In the early 1900s and 1910s, produce peddling became a major source of income for a number of Chinese men, almost all of whom lived in Chinatown. Even then, fresh produce was an important aspect of health, and health officials were majorly concerned with getting fresh produce out to Angelenos. Reports from the city’s health officials show attempts to police and constrain Chinese peddlers, not allowing their “filth” to leave Chinatown. As such, Chinese vegetable sellers did not sell in the city’s main market places, where other vegetable peddlers sold their fresh produce. These main market places were heavily invested in by the Los Angeles Board of Health Commission. For example, in 1913, the Board paved the marketplace street to make it easier for salesmen to hose down their stands.

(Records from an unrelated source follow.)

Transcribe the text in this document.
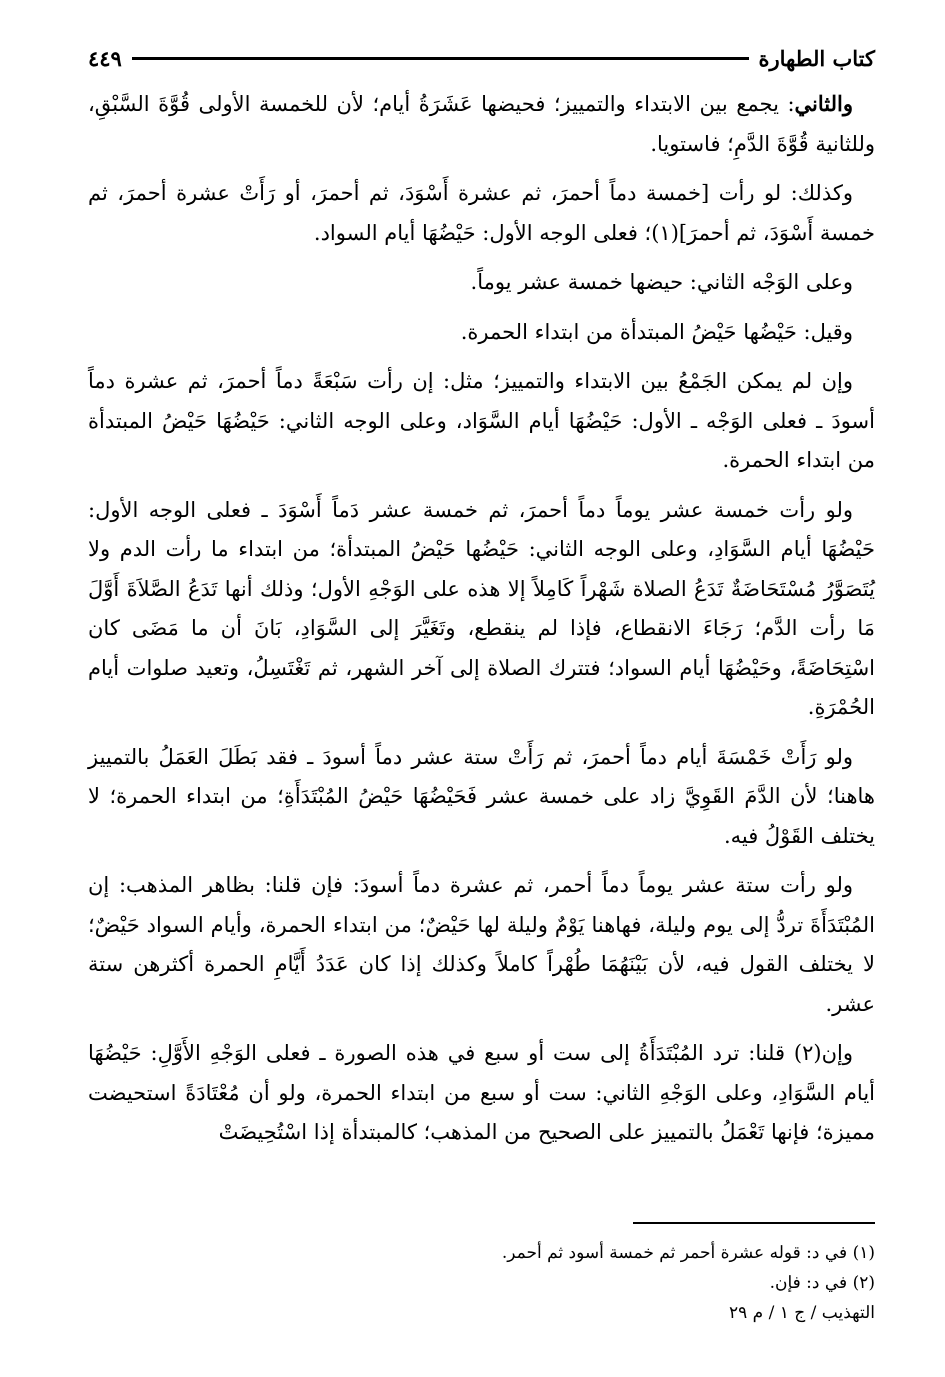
كتاب الطهارة
٤٤٩

والثاني: يجمع بين الابتداء والتمييز؛ فحيضها عَشَرَةُ أيام؛ لأن للخمسة الأولى قُوَّةَ السَّبْقِ، وللثانية قُوَّةَ الدَّمِ؛ فاستويا.

وكذلك: لو رأت [خمسة دماً أحمرَ، ثم عشرة أَسْوَدَ، ثم أحمرَ، أو رَأَتْ عشرة أحمرَ، ثم خمسة أَسْوَدَ، ثم أحمرَ](١)؛ فعلى الوجه الأول: حَيْضُهَا أيام السواد.

وعلى الوَجْه الثاني: حيضها خمسة عشر يوماً.

وقيل: حَيْضُها حَيْضُ المبتدأة من ابتداء الحمرة.

وإن لم يمكن الجَمْعُ بين الابتداء والتمييز؛ مثل: إن رأت سَبْعَةً دماً أحمرَ، ثم عشرة دماً أسودَ ـ فعلى الوَجْه ـ الأول: حَيْضُهَا أيام السَّوَاد، وعلى الوجه الثاني: حَيْضُهَا حَيْضُ المبتدأة من ابتداء الحمرة.

ولو رأت خمسة عشر يوماً دماً أحمرَ، ثم خمسة عشر دَماً أَسْوَدَ ـ فعلى الوجه الأول: حَيْضُهَا أيام السَّوَادِ، وعلى الوجه الثاني: حَيْضُها حَيْضُ المبتدأة؛ من ابتداء ما رأت الدم ولا يُتَصَوَّرُ مُسْتَحَاضَةٌ تَدَعُ الصلاة شَهْراً كَامِلاً إلا هذه على الوَجْهِ الأول؛ وذلك أنها تَدَعُ الصَّلاَةَ أَوَّلَ مَا رأت الدَّم؛ رَجَاءَ الانقطاع، فإذا لم ينقطع، وتَغَيَّرَ إلى السَّوَادِ، بَانَ أن ما مَضَى كان اسْتِحَاضَةً، وحَيْضُهَا أيام السواد؛ فتترك الصلاة إلى آخر الشهر، ثم تَغْتَسِلُ، وتعيد صلوات أيام الحُمْرَةِ.

ولو رَأَتْ خَمْسَةَ أيام دماً أحمرَ، ثم رَأَتْ ستة عشر دماً أسودَ ـ فقد بَطَلَ العَمَلُ بالتمييز هاهنا؛ لأن الدَّمَ القَوِيَّ زاد على خمسة عشر فَحَيْضُهَا حَيْضُ المُبْتَدَأَةِ؛ من ابتداء الحمرة؛ لا يختلف القَوْلُ فيه.

ولو رأت ستة عشر يوماً دماً أحمر، ثم عشرة دماً أسودَ: فإن قلنا: بظاهر المذهب: إن المُبْتَدَأَةَ تردُّ إلى يوم وليلة، فهاهنا يَوْمٌ وليلة لها حَيْضٌ؛ من ابتداء الحمرة، وأيام السواد حَيْضٌ؛ لا يختلف القول فيه، لأن بَيْنَهُمَا طُهْراً كاملاً وكذلك إذا كان عَدَدُ أَيَّامِ الحمرة أكثرهن ستة عشر.

وإن(٢) قلنا: ترد المُبْتَدَأَةُ إلى ست أو سبع في هذه الصورة ـ فعلى الوَجْهِ الأَوَّلِ: حَيْضُهَا أيام السَّوَادِ، وعلى الوَجْهِ الثاني: ست أو سبع من ابتداء الحمرة، ولو أن مُعْتَادَةً استحيضت مميزة؛ فإنها تَعْمَلُ بالتمييز على الصحيح من المذهب؛ كالمبتدأة إذا اسْتُحِيضَتْ

(١) في د: قوله عشرة أحمر ثم خمسة أسود ثم أحمر.

(٢) في د: فإن.

التهذيب / ج ١ / م ٢٩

Chinese peddlers, on the other hand, sold their vegetables door to door or at a designated spot in Chinatown (1;2). Due to poverty and lack of investment compared to the main markets, Chinese sellers often had to store their vegetables in wooden corrals, where they sometimes lived or kept their horses. This configuration was soon noticed. In 1912, LA hired their first fruit and vegetable inspector, Frank Mefford. He largely focused on cracking down on the sanitation of Chinese vendors, despite his own note that all of the city’s marketplaces were unsterile. In 1914, he commissioned his first arrest of Chinese vegetable peddlers, calling it “the beginning of the crusade” against Chinatown. In the LA Times, journalists wrote about how the produce was “exposed to the filth and stench of the stables of Chinatown…carrying disease germs” (3). Mefford later ordered the demolition of their stalls, promising to build them back. Of the 56 demolished, only 8 new ones were built, and they were not built in the city marketplace with the other vendors, but instead in Chinatown, where the city could contain the purported “filth” of the vegetables (1). Although vegetable peddling may not seem explicitly related to the public health of Chinatown, the situation of these produce salesmen demonstrates how stigmatized residents of Chinatown, and especially Chinese immigrants, were and the investment in health infrastructure that they received.